Reputation: 13
I have a dataset where the observations have a wide range (10,000 to around 21,000,000). I am trying to overlay a Poisson distribution over this data, but the distribution is being outputted incorrectly. I have tried using this code so far:
dat <- read.csv('data.csv', TRUE, ',')
hist(dat,
main = 'Global Sales of Games in 2010',
xlab = 'Amount of Copies Sold',
ylab = 'Counts',
col = 'palegreen1',
breaks = 100
)
lam = mean(dat)
t = seq(min(dat), max(dat), length.out = 10000)
lines(t, dpois(t, lambda = lam), col='red', lwd=3)
I have also tried this by generating data from a poisson distribution using rpois, but still run into the same problem.
simulated = rpois(length(dat), lam)
simulated_lam = mean(simulated)
a = seq(min(simulated), max(simulated), length.out = 10000)
hist(simulated)
lines(a, dpois(a, lambda = simulated_lam), col='red', lwd=3)
I have referenced this question here, but can not produce the same results. R: Overlay Poisson distribution over histogram of data
I have images of the resulting output, but can not post it due to this being a new account. If anyone knows an alternative way of posting images, I would glady be able to follow up.
Thanks in advance.
Upvotes: 1
Views: 1092
Reputation: 4658
Your code throws some warnings, since you are using dpois(t, lambda = lam)
with a t
that is not an integer (you can see those warnings by typing warnings()
in your console). By changing length.out = 10000
into by = 1
, you force t
to consist only of integers, assuming your dat
contains only integers.
Below, I made an example that works (in which dat
is randomly generated by me).
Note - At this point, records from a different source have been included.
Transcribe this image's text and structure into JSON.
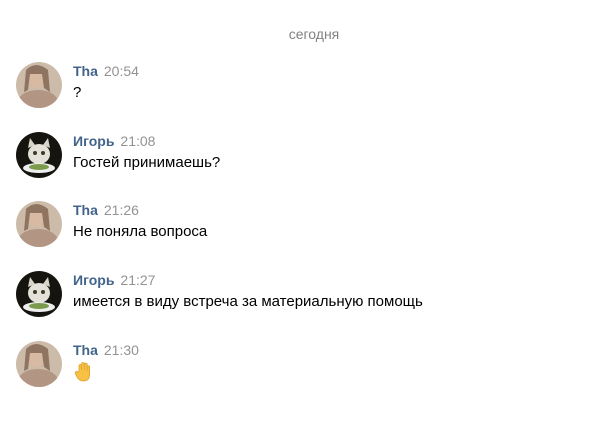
{
  "date_divider": "сегодня",
  "messages": [
    {
      "author": "Tha",
      "time": "20:54",
      "text": "?",
      "avatar": "user-photo-tha"
    },
    {
      "author": "Игорь",
      "time": "21:08",
      "text": "Гостей принимаешь?",
      "avatar": "cat-photo-igor"
    },
    {
      "author": "Tha",
      "time": "21:26",
      "text": "Не поняла вопроса",
      "avatar": "user-photo-tha"
    },
    {
      "author": "Игорь",
      "time": "21:27",
      "text": "имеется в виду встреча за материальную помощь",
      "avatar": "cat-photo-igor"
    },
    {
      "author": "Tha",
      "time": "21:30",
      "text": "",
      "emoji": "raised-hand-emoji",
      "avatar": "user-photo-tha"
    }
  ],
  "colors": {
    "author": "#42648b",
    "time": "#939393",
    "divider": "#828282",
    "text": "#000000"
  }
}
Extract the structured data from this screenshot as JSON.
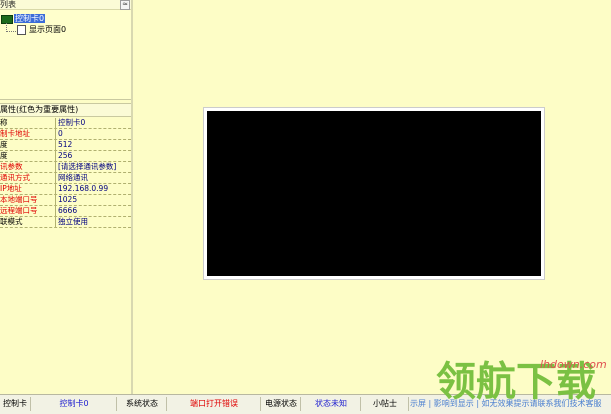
{
  "tree": {
    "header": "列表",
    "collapse_glyph": "≈",
    "nodes": [
      {
        "label": "控制卡0"
      },
      {
        "label": "显示页面0"
      }
    ]
  },
  "properties": {
    "header": "属性(红色为重要属性)",
    "rows": [
      {
        "key": "称",
        "value": "控制卡0"
      },
      {
        "key": "制卡地址",
        "value": "0"
      },
      {
        "key": "度",
        "value": "512"
      },
      {
        "key": "度",
        "value": "256"
      },
      {
        "key": "讯参数",
        "value": "[请选择通讯参数]"
      },
      {
        "key": "通讯方式",
        "value": "网络通讯"
      },
      {
        "key": "IP地址",
        "value": "192.168.0.99"
      },
      {
        "key": "本地端口号",
        "value": "1025"
      },
      {
        "key": "远程端口号",
        "value": "6666"
      },
      {
        "key": "联模式",
        "value": "独立使用"
      }
    ]
  },
  "statusbar": {
    "cells": [
      {
        "text": "控制卡"
      },
      {
        "text": "控制卡0"
      },
      {
        "text": "系统状态"
      },
      {
        "text": "端口打开错误"
      },
      {
        "text": "电源状态"
      },
      {
        "text": "状态未知"
      },
      {
        "text": "小帖士"
      },
      {
        "text": "示屏 | 影响到显示 | 如无效果提示请联系我们技术客服"
      }
    ]
  },
  "watermark": {
    "big": "领航下载",
    "small": "lhdown.com"
  },
  "colors": {
    "background": "#fdfdc6",
    "important_property": "#e00000",
    "selected_node": "#3c6cd8",
    "preview_screen": "#000000"
  }
}
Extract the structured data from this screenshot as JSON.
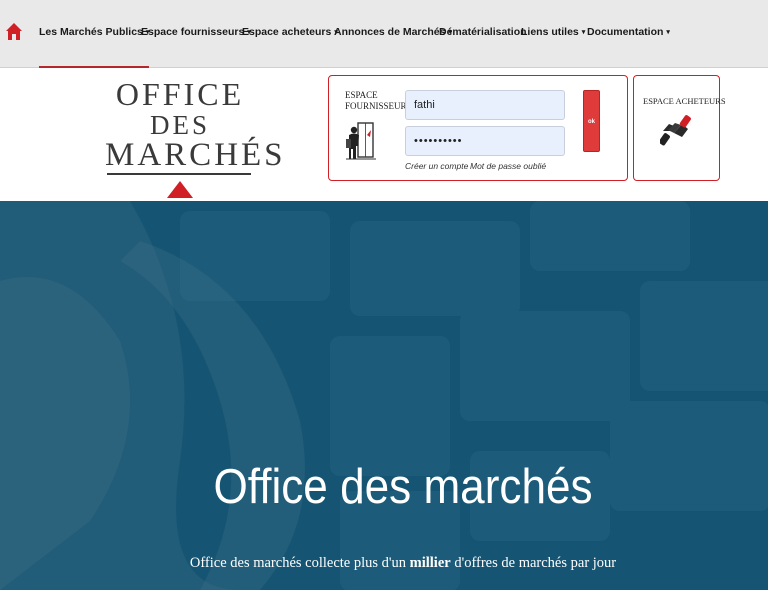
{
  "nav": {
    "home_icon": "home-icon",
    "items": [
      {
        "label": "Les Marchés Publics",
        "caret": "▾",
        "active": true
      },
      {
        "label": "Espace fournisseurs",
        "caret": "▾",
        "active": false
      },
      {
        "label": "Espace acheteurs",
        "caret": "▾",
        "active": false
      },
      {
        "label": "Annonces de Marchés",
        "caret": "▾",
        "active": false
      },
      {
        "label": "Dématérialisation",
        "caret": "",
        "active": false
      },
      {
        "label": "Liens utiles",
        "caret": "▾",
        "active": false
      },
      {
        "label": "Documentation",
        "caret": "▾",
        "active": false
      }
    ]
  },
  "logo": {
    "line1": "OFFICE",
    "line2": "DES",
    "line3": "MARCHÉS"
  },
  "supplier_login": {
    "title_line1": "ESPACE",
    "title_line2": "FOURNISSEURS",
    "icon": "supplier-person-icon",
    "username_value": "fathi",
    "password_value": "••••••••••",
    "ok_label": "ok",
    "create_account": "Créer un compte",
    "forgot_password": "Mot de passe oublié"
  },
  "buyer": {
    "title": "ESPACE ACHETEURS",
    "icon": "handshake-icon"
  },
  "hero": {
    "title": "Office des marchés",
    "subtitle_before": "Office des marchés collecte plus d'un ",
    "subtitle_bold": "millier",
    "subtitle_after": " d'offres de marchés par jour"
  },
  "colors": {
    "accent_red": "#d11f26",
    "nav_bg": "#e9e9e9",
    "hero_bg": "#175877"
  }
}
Note that I multiplied the dpois()
call by the dataset size to go from densities to counts.
dataset_size <- 100
dat <- rpois(dataset_size, lambda = 10)
hist(dat,
main = 'Global Sales of Games in 2010',
xlab = 'Amount of Copies Sold',
ylab = 'Counts',
col = 'palegreen1',
breaks = 100
)
lam = mean(dat)
t = seq(min(dat), max(dat), by = 1)
lines(t, dpois(t, lambda = lam)*dataset_size, col='red', lwd=3)
Upvotes: 0